Agradezco a la Academia de Letras de Suecia el que me haya distinguido con un premio que me coloca junto a muchos de quienes orientaron y enriquecieron mis años de lector y de cotidiano celebrante de ese delirio sin apelación que es el oficio de escribir. Sus nombres y sus obras se me presentan hoy como sombras tutelares, pero también como el compromiso, a menudo agobiante, que se adquiere con este honor. Un duro honor que en ellos me pareció de simple justicia, pero que en mí entiendo como una más de esas lecciones con las que suele sorprendernos el destino, y que hacen más evidente nuestra condición de juguetes de un azar indescifrable, cuya única y desoladora recompensa, suelen ser, la mayoría de las veces, la incomprensión y el olvido.

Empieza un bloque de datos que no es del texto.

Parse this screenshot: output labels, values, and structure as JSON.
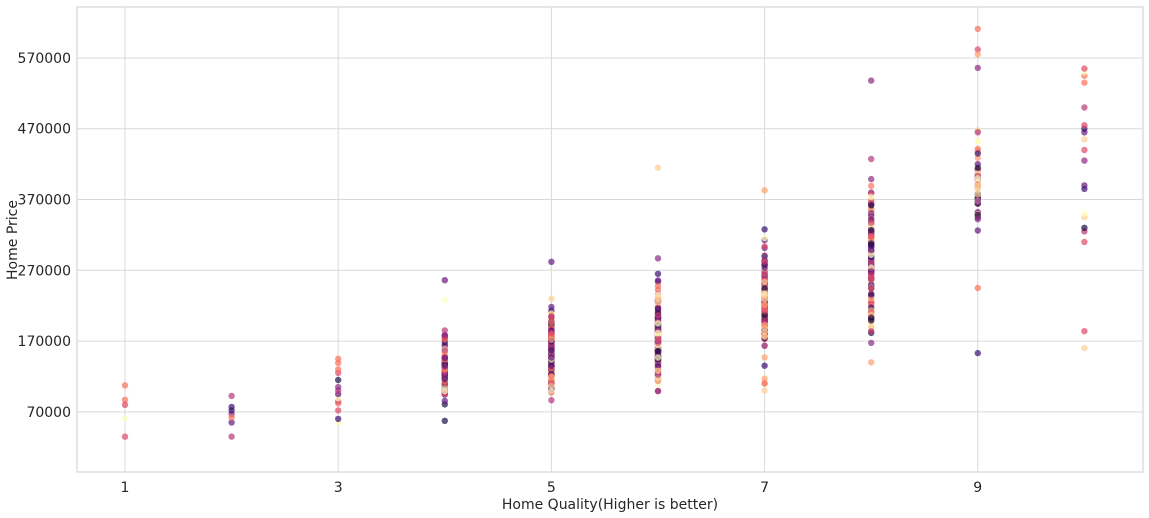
{
  "chart_data": {
    "type": "scatter",
    "title": "",
    "xlabel": "Home Quality(Higher is better)",
    "ylabel": "Home Price",
    "xlim": [
      0.55,
      10.55
    ],
    "ylim": [
      -15000,
      642000
    ],
    "xticks": [
      1,
      3,
      5,
      7,
      9
    ],
    "yticks": [
      70000,
      170000,
      270000,
      370000,
      470000,
      570000
    ],
    "grid": true,
    "legend": "none",
    "palette": [
      "#1c1044",
      "#3b0f70",
      "#641a80",
      "#8c2981",
      "#b73779",
      "#de4968",
      "#f7705c",
      "#fe9f6d",
      "#fecf92",
      "#fcfdbf"
    ],
    "series": [
      {
        "x": 1,
        "values": [
          34900,
          61000,
          87000,
          79900,
          107500
        ]
      },
      {
        "x": 2,
        "values": [
          35000,
          55000,
          67000,
          62000,
          77000,
          72000,
          92500
        ]
      },
      {
        "x": 3,
        "values": [
          55000,
          60000,
          72000,
          82000,
          85000,
          89000,
          95000,
          100000,
          105000,
          115000,
          125000,
          130000,
          139000,
          145000
        ]
      },
      {
        "x": 4,
        "min": 55000,
        "max": 200000,
        "count": 120,
        "outliers": [
          256000,
          228000,
          185000
        ]
      },
      {
        "x": 5,
        "min": 65000,
        "max": 240000,
        "count": 220,
        "outliers": [
          282000,
          230000
        ]
      },
      {
        "x": 6,
        "min": 80000,
        "max": 275000,
        "count": 220,
        "outliers": [
          415000,
          287000,
          265000
        ]
      },
      {
        "x": 7,
        "min": 110000,
        "max": 345000,
        "count": 210,
        "outliers": [
          383000,
          100000
        ]
      },
      {
        "x": 8,
        "min": 125000,
        "max": 440000,
        "count": 150,
        "outliers": [
          538000,
          140000
        ]
      },
      {
        "x": 9,
        "min": 275000,
        "max": 500000,
        "count": 45,
        "outliers": [
          611000,
          582000,
          575000,
          556000,
          465000,
          245000,
          153000
        ]
      },
      {
        "x": 10,
        "values": [
          160000,
          184000,
          310000,
          325000,
          330000,
          345000,
          350000,
          385000,
          390000,
          425000,
          440000,
          455000,
          465000,
          470000,
          475000,
          500000,
          535000,
          545000,
          550000,
          555000
        ]
      }
    ]
  }
}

Es por ello apenas natural que me interrogara, allá en ese trasfondo secreto en donde solemos trasegar con las verdades más esenciales que conforman nuestra identidad, cuál ha sido el sustento constante de mi obra, qué pudo haber llamado la atención de una manera tan comprometedora a este tribunal de árbitros tan severos. Confieso sin falsas modestias que no me ha sido fácil encontrar la razón, pero quiero creer que ha sido la misma que yo hubiera deseado. Quiero creer, amigos, que este es, una vez más, un homenaje que se rinde a la poesía. A la poesía por cuya virtud el inventario abrumador de las naves que numeró en su Iliada el viejo Homero está visitado por un viento que las empuja a navegar con su presteza intemporal y alucinada. La poesía que sostiene, en el delgado andamiaje de los tercetos del Dante, toda la fábrica densa y colosal de la Edad Media. La poesía que con tan milagrosa totalidad rescata a nuestra América en las Alturas de Machu Pichu de Pablo Neruda el grande, el más grande, y donde destilan su tristeza milenaria nuestros mejores sueños sin salida. La poesía, en fin, esa energía secreta de la vida cotidiana, que cuece los garbanzos en la cocina, y contagia el amor y repite las imágenes en los espejos.

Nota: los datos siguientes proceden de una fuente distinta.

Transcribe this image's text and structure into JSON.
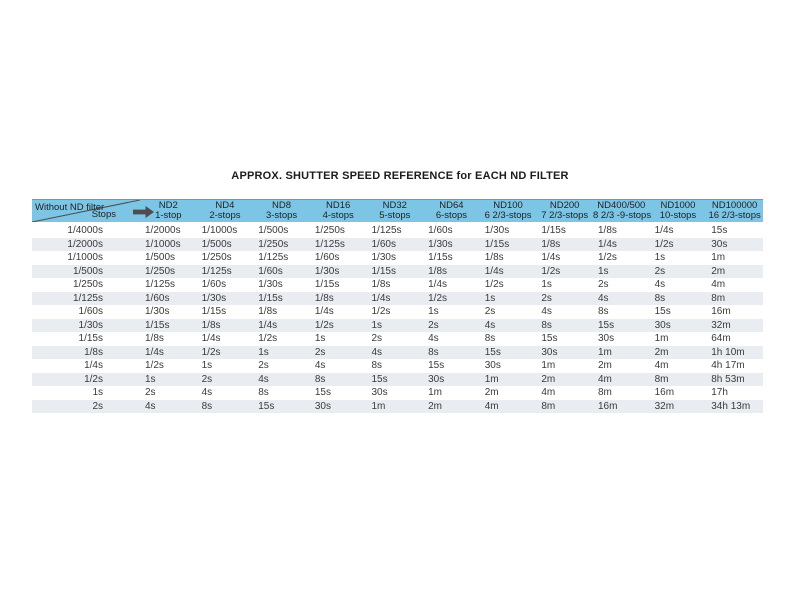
{
  "page": {
    "background": "#ffffff"
  },
  "title": "APPROX. SHUTTER SPEED REFERENCE for EACH ND FILTER",
  "corner": {
    "top_label": "Without ND filter",
    "bottom_label": "Stops",
    "arrow_icon": "right-arrow"
  },
  "colors": {
    "header_bg": "#7cc5e5",
    "header_top_edge": "#5a9fc4",
    "row_bg": "#ffffff",
    "row_alt_bg": "#e9edf2",
    "text": "#3a3a3a",
    "title_text": "#1c1c1c",
    "arrow_and_diagonal": "#4d4d4d"
  },
  "chart_data": {
    "type": "table",
    "title": "APPROX. SHUTTER SPEED REFERENCE for EACH ND FILTER",
    "corner_header": {
      "top": "Without ND filter",
      "bottom": "Stops"
    },
    "columns": [
      {
        "name": "ND2",
        "stops": "1-stop"
      },
      {
        "name": "ND4",
        "stops": "2-stops"
      },
      {
        "name": "ND8",
        "stops": "3-stops"
      },
      {
        "name": "ND16",
        "stops": "4-stops"
      },
      {
        "name": "ND32",
        "stops": "5-stops"
      },
      {
        "name": "ND64",
        "stops": "6-stops"
      },
      {
        "name": "ND100",
        "stops": "6 2/3-stops"
      },
      {
        "name": "ND200",
        "stops": "7 2/3-stops"
      },
      {
        "name": "ND400/500",
        "stops": "8 2/3 -9-stops"
      },
      {
        "name": "ND1000",
        "stops": "10-stops"
      },
      {
        "name": "ND100000",
        "stops": "16 2/3-stops"
      }
    ],
    "rows": [
      [
        "1/4000s",
        "1/2000s",
        "1/1000s",
        "1/500s",
        "1/250s",
        "1/125s",
        "1/60s",
        "1/30s",
        "1/15s",
        "1/8s",
        "1/4s",
        "15s"
      ],
      [
        "1/2000s",
        "1/1000s",
        "1/500s",
        "1/250s",
        "1/125s",
        "1/60s",
        "1/30s",
        "1/15s",
        "1/8s",
        "1/4s",
        "1/2s",
        "30s"
      ],
      [
        "1/1000s",
        "1/500s",
        "1/250s",
        "1/125s",
        "1/60s",
        "1/30s",
        "1/15s",
        "1/8s",
        "1/4s",
        "1/2s",
        "1s",
        "1m"
      ],
      [
        "1/500s",
        "1/250s",
        "1/125s",
        "1/60s",
        "1/30s",
        "1/15s",
        "1/8s",
        "1/4s",
        "1/2s",
        "1s",
        "2s",
        "2m"
      ],
      [
        "1/250s",
        "1/125s",
        "1/60s",
        "1/30s",
        "1/15s",
        "1/8s",
        "1/4s",
        "1/2s",
        "1s",
        "2s",
        "4s",
        "4m"
      ],
      [
        "1/125s",
        "1/60s",
        "1/30s",
        "1/15s",
        "1/8s",
        "1/4s",
        "1/2s",
        "1s",
        "2s",
        "4s",
        "8s",
        "8m"
      ],
      [
        "1/60s",
        "1/30s",
        "1/15s",
        "1/8s",
        "1/4s",
        "1/2s",
        "1s",
        "2s",
        "4s",
        "8s",
        "15s",
        "16m"
      ],
      [
        "1/30s",
        "1/15s",
        "1/8s",
        "1/4s",
        "1/2s",
        "1s",
        "2s",
        "4s",
        "8s",
        "15s",
        "30s",
        "32m"
      ],
      [
        "1/15s",
        "1/8s",
        "1/4s",
        "1/2s",
        "1s",
        "2s",
        "4s",
        "8s",
        "15s",
        "30s",
        "1m",
        "64m"
      ],
      [
        "1/8s",
        "1/4s",
        "1/2s",
        "1s",
        "2s",
        "4s",
        "8s",
        "15s",
        "30s",
        "1m",
        "2m",
        "1h 10m"
      ],
      [
        "1/4s",
        "1/2s",
        "1s",
        "2s",
        "4s",
        "8s",
        "15s",
        "30s",
        "1m",
        "2m",
        "4m",
        "4h 17m"
      ],
      [
        "1/2s",
        "1s",
        "2s",
        "4s",
        "8s",
        "15s",
        "30s",
        "1m",
        "2m",
        "4m",
        "8m",
        "8h 53m"
      ],
      [
        "1s",
        "2s",
        "4s",
        "8s",
        "15s",
        "30s",
        "1m",
        "2m",
        "4m",
        "8m",
        "16m",
        "17h"
      ],
      [
        "2s",
        "4s",
        "8s",
        "15s",
        "30s",
        "1m",
        "2m",
        "4m",
        "8m",
        "16m",
        "32m",
        "34h 13m"
      ]
    ],
    "layout": {
      "header_position": "top",
      "row_striping": true,
      "first_column_role": "base shutter speed without ND filter"
    }
  }
}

En cada línea que escribo trato siempre, con mayor o menor fortuna, de invocar los espíritus esquivos de la poesía, y trato de dejar en cada palabra el testimonio de mi devoción por sus virtudes de adivinación, y por su permanente victoria contra los sordos poderes de la muerte. El premio que acabo de recibir lo entiendo, con toda humildad, como la consoladora revelación de que mi intento no ha sido en vano. Es por eso que invito a todos ustedes a brindar por lo que un gran poeta de nuestras Américas, Luis Cardoza y Aragón, ha definido como la única prueba concreta de la existencia del hombre: la poesía. Muchas gracias.